Clinicians do know that being born too soon is connected to health problems and expensive treatments that can be traumatic for infants and families, starting with lengthy hospital stays immediately after birth.

Babies born ahead of schedule are "subjected to numerous procedures that are developmentally unexpected," such as undergoing surgery or being put on a ventilator, Hall said.

"We think primarily in terms of the short term, the hospitalization. But we also have to think of the long-term issues."

Premature babies can struggle to eat or put on weight. Later, they can have problems with cognition and attention, and they are at higher risk of developing cerebral palsy or of dying suddenly as infants.

What causes preterm birth to disproportionately affect black families in Arkansas also isn't well understood, though it's likely "multifactorial," Greenfield said.

Socioeconomic status, a few genetic markers related to issues such as membrane ruptures, and bias among health care providers -- which may make women less comfortable seeking care -- all could play a part, experts say.

Systemic racism -- a bias embedded in institutions or processes that are thought to disadvantage members of minority groups -- also might contribute, Sharp said.

For example, some women may live in communities with limited access to transportation or have unstable housing situations with no fixed address.

"It makes it harder ... for those women to link to resources that would [support] a healthy pregnancy," she said.

MATERNAL EFFECTS

Clinicians and advocates said tackling high preterm birthrates in Arkansas will take mobilization by lawmakers and health care providers, including addressing "maternal health deserts" in many counties.

"I think that it goes all the way from grassroots efforts to policy changes," Sharp said.

State Rep. Mary Bentley, R-Perryville, who co-sponsored Act 829 of 2019 to found an Arkansas maternal mortality review committee, said policymakers will need to look carefully at data to lower preterm birthrates on a statewide basis.

"We have these little pockets, here and there, that are doing things, but nobody's coming together," she said.

Providers cited the need to ensure easy and widespread access to prenatal care during pregnancy, which correlates with reduced preterm birthrates.

Those visits establish "a degree of comfort, rapport, but also it's education," Greenfield said. "That provides an opportunity for prevention or early detection."

Some research shows good outcomes for group prenatal care, an approach the March of Dimes has implemented lately through clinical partners in Northwest Arkansas.

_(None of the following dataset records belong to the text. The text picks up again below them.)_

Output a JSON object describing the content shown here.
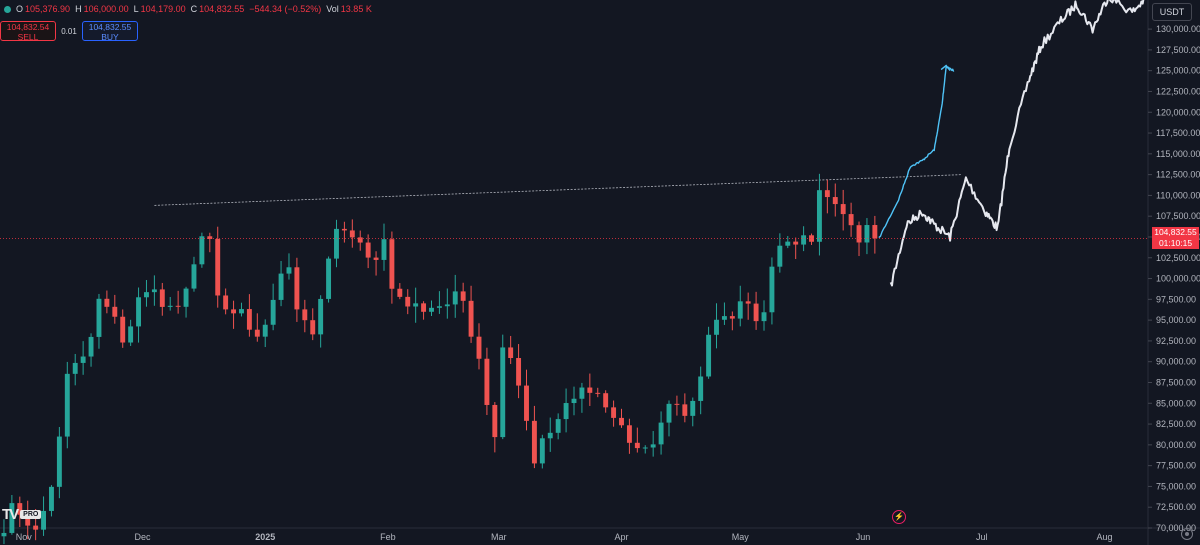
{
  "header": {
    "ohlc": [
      {
        "key": "O",
        "value": "105,376.90"
      },
      {
        "key": "H",
        "value": "106,000.00"
      },
      {
        "key": "L",
        "value": "104,179.00"
      },
      {
        "key": "C",
        "value": "104,832.55"
      }
    ],
    "change": "−544.34 (−0.52%)",
    "vol_key": "Vol",
    "vol_value": "13.85 K"
  },
  "trade": {
    "sell_price": "104,832.54",
    "sell_label": "SELL",
    "spread": "0.01",
    "buy_price": "104,832.55",
    "buy_label": "BUY"
  },
  "currency": "USDT",
  "last_price": {
    "value": "104,832.55",
    "countdown": "01:10:15"
  },
  "brand": {
    "logo": "TV",
    "badge": "PRO"
  },
  "colors": {
    "up": "#26a69a",
    "down": "#ef5350",
    "projection_blue": "#4fc3f7",
    "projection_white": "#e6e8ef",
    "price_line": "#f23645",
    "trendline": "#b2b5be"
  },
  "chart_data": {
    "type": "candlestick",
    "timeframe_days": 2,
    "y_axis": {
      "range": [
        70000,
        133500
      ],
      "tick_labels": [
        "70,000.00",
        "72,500.00",
        "75,000.00",
        "77,500.00",
        "80,000.00",
        "82,500.00",
        "85,000.00",
        "87,500.00",
        "90,000.00",
        "92,500.00",
        "95,000.00",
        "97,500.00",
        "100,000.00",
        "102,500.00",
        "105,000.00",
        "107,500.00",
        "110,000.00",
        "112,500.00",
        "115,000.00",
        "117,500.00",
        "120,000.00",
        "122,500.00",
        "125,000.00",
        "127,500.00",
        "130,000.00"
      ]
    },
    "x_axis": {
      "range": [
        "2024-10-26",
        "2025-08-12"
      ],
      "ticks": [
        {
          "label": "Nov",
          "date": "2024-11-01"
        },
        {
          "label": "Dec",
          "date": "2024-12-01"
        },
        {
          "label": "2025",
          "date": "2025-01-01"
        },
        {
          "label": "Feb",
          "date": "2025-02-01"
        },
        {
          "label": "Mar",
          "date": "2025-03-01"
        },
        {
          "label": "Apr",
          "date": "2025-04-01"
        },
        {
          "label": "May",
          "date": "2025-05-01"
        },
        {
          "label": "Jun",
          "date": "2025-06-01"
        },
        {
          "label": "Jul",
          "date": "2025-07-01"
        },
        {
          "label": "Aug",
          "date": "2025-08-01"
        }
      ]
    },
    "price_keypoints": [
      [
        "2024-10-27",
        69000
      ],
      [
        "2024-10-29",
        73500
      ],
      [
        "2024-11-02",
        69000
      ],
      [
        "2024-11-05",
        69500
      ],
      [
        "2024-11-10",
        80000
      ],
      [
        "2024-11-12",
        88000
      ],
      [
        "2024-11-16",
        90000
      ],
      [
        "2024-11-21",
        98500
      ],
      [
        "2024-11-26",
        93000
      ],
      [
        "2024-11-30",
        97000
      ],
      [
        "2024-12-05",
        98000
      ],
      [
        "2024-12-10",
        96000
      ],
      [
        "2024-12-17",
        107000
      ],
      [
        "2024-12-20",
        97000
      ],
      [
        "2024-12-26",
        95500
      ],
      [
        "2024-12-31",
        93500
      ],
      [
        "2025-01-06",
        102000
      ],
      [
        "2025-01-10",
        94500
      ],
      [
        "2025-01-13",
        94000
      ],
      [
        "2025-01-20",
        107000
      ],
      [
        "2025-01-27",
        102000
      ],
      [
        "2025-01-31",
        104500
      ],
      [
        "2025-02-03",
        97500
      ],
      [
        "2025-02-08",
        96500
      ],
      [
        "2025-02-15",
        97000
      ],
      [
        "2025-02-20",
        97500
      ],
      [
        "2025-02-24",
        91000
      ],
      [
        "2025-02-28",
        80500
      ],
      [
        "2025-03-02",
        93000
      ],
      [
        "2025-03-05",
        90000
      ],
      [
        "2025-03-10",
        78500
      ],
      [
        "2025-03-16",
        83000
      ],
      [
        "2025-03-24",
        87500
      ],
      [
        "2025-03-31",
        82500
      ],
      [
        "2025-04-07",
        78500
      ],
      [
        "2025-04-10",
        82000
      ],
      [
        "2025-04-14",
        84500
      ],
      [
        "2025-04-20",
        85000
      ],
      [
        "2025-04-23",
        93500
      ],
      [
        "2025-05-01",
        96500
      ],
      [
        "2025-05-06",
        94500
      ],
      [
        "2025-05-10",
        103500
      ],
      [
        "2025-05-14",
        103500
      ],
      [
        "2025-05-19",
        105500
      ],
      [
        "2025-05-22",
        111500
      ],
      [
        "2025-05-26",
        109000
      ],
      [
        "2025-05-30",
        104500
      ],
      [
        "2025-06-02",
        105500
      ],
      [
        "2025-06-04",
        104800
      ]
    ],
    "last_price": 104832.55,
    "trendline": [
      [
        "2024-12-04",
        108800
      ],
      [
        "2025-06-26",
        112500
      ]
    ],
    "blue_projection": [
      [
        "2025-06-05",
        104800
      ],
      [
        "2025-06-10",
        109500
      ],
      [
        "2025-06-13",
        113500
      ],
      [
        "2025-06-16",
        114200
      ],
      [
        "2025-06-19",
        115500
      ],
      [
        "2025-06-21",
        121000
      ],
      [
        "2025-06-22",
        125500
      ],
      [
        "2025-06-24",
        125000
      ]
    ],
    "white_projection": [
      [
        "2025-06-08",
        99000
      ],
      [
        "2025-06-12",
        106500
      ],
      [
        "2025-06-16",
        108000
      ],
      [
        "2025-06-19",
        106500
      ],
      [
        "2025-06-23",
        105000
      ],
      [
        "2025-06-27",
        112000
      ],
      [
        "2025-07-02",
        108000
      ],
      [
        "2025-07-05",
        106000
      ],
      [
        "2025-07-08",
        116000
      ],
      [
        "2025-07-13",
        124000
      ],
      [
        "2025-07-16",
        128000
      ],
      [
        "2025-07-21",
        131000
      ],
      [
        "2025-07-25",
        133000
      ],
      [
        "2025-07-29",
        130000
      ],
      [
        "2025-08-02",
        134000
      ],
      [
        "2025-08-08",
        132000
      ],
      [
        "2025-08-12",
        134000
      ]
    ]
  }
}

Sharp said efforts in that area have had a major effect on the Marshallese community, which now has the second-lowest premature birthrate (behind Hispanic women) in the state.

Telemedicine programs connecting smaller hospitals to the state's major birthing centers, as well as women with obstetric services, also have had a positive effect, clinicians said.

In Little Rock, a chapter of a program founded through the historically black Zeta Phi Beta sorority offers free classes during pregnancy in an attempt to prevent preterm births, low birth weights and infant deaths.

Stork's Nest program director Beverly Cook said the course is geared toward people with low incomes, but anyone can attend. It teaches pregnancy and parenting skills and offers incentives for getting prenatal care.

That's important for black women, who have a higher risk of preterm delivery, she said.

Kimberly Titus, 34, recently went through the course while she was pregnant with her son, Kingston.

Titus' previous child, Queen, was born a week premature. The Little Rock mother took her kids to Stork's Nest this year while she learned more about health during pregnancy and about postpartum care.

"They got to color, [and] I got to learn some things that I may not have learned about," she said.